The privately held company is one of the prime suppliers of animal feed to the Government, which has encouraged local firms to invest in foreign agricultural businesses to secure food stocks.
The moves come as the Government is expected to wean local farmers off groundwater supplies used in the production of animal feed.
Back in 2007 when commodity prices were at record highs and many Gulf governments embarked on foreign land purchases to protect against food inflation Al Dahra won contracts from the Government amounting to more than 50% of the total import of forage for the nation’s dairies and small farms, including alfalfa and feed grasses.
It has spent Dh500m since then in the US, Spain, Egypt and Pakistan and plans to spend another Dh500m in the next two years.
The holdings include 4,050ha in Pakistan, which will rise to 10,100ha in the next two years. In Egypt, Al Dahra owns 10,300ha, which ultimately will encompass 48,500ha.
It has long-term leases in Spain on 5,050ha and is finalising its strategy for the US, the world’s largest producer of alfalfa and feed grasses, with facilities already acquired in central California and Washington State.
Expanding into rice cropping
Al Dahra exports some of its produce from Egypt and Pakistan to markets in the Middle East and Asia, including Saudi Arabia, Jordan, China and Korea and plans to expand into rice cultivation.
It controls its entire supply chain.

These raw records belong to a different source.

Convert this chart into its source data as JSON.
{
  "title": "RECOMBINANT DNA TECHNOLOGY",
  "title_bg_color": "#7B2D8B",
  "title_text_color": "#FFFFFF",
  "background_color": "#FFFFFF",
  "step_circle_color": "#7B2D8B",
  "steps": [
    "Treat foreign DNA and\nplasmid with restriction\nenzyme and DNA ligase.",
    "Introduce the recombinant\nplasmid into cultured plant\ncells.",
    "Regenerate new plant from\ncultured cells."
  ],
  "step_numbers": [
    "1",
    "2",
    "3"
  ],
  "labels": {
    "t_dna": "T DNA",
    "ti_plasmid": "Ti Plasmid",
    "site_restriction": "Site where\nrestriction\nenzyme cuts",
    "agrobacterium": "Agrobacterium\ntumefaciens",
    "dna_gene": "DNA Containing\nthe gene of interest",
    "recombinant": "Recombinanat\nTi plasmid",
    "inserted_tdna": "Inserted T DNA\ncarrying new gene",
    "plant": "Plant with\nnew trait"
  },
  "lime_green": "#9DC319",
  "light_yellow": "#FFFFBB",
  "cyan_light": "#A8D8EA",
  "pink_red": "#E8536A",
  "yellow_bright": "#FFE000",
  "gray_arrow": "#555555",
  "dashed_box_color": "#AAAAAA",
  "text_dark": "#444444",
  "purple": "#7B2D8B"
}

With 800 employees worldwide, Al Dahra has focused on investing in sophisticated farming equipment that is not labour-intensive.
Last year Al Dahra imported between 500,000 and 600,000 tonnes of animal feed into the UAE.
The company’s rise has come as domestic production of the feed stock Rhodes grass has halved in recent years, as the Government has sought more efficient uses of its water supplies.
Where the country once produced 1 million tonnes of the grass, it now produces between 480,000 and 580,000 tonnes.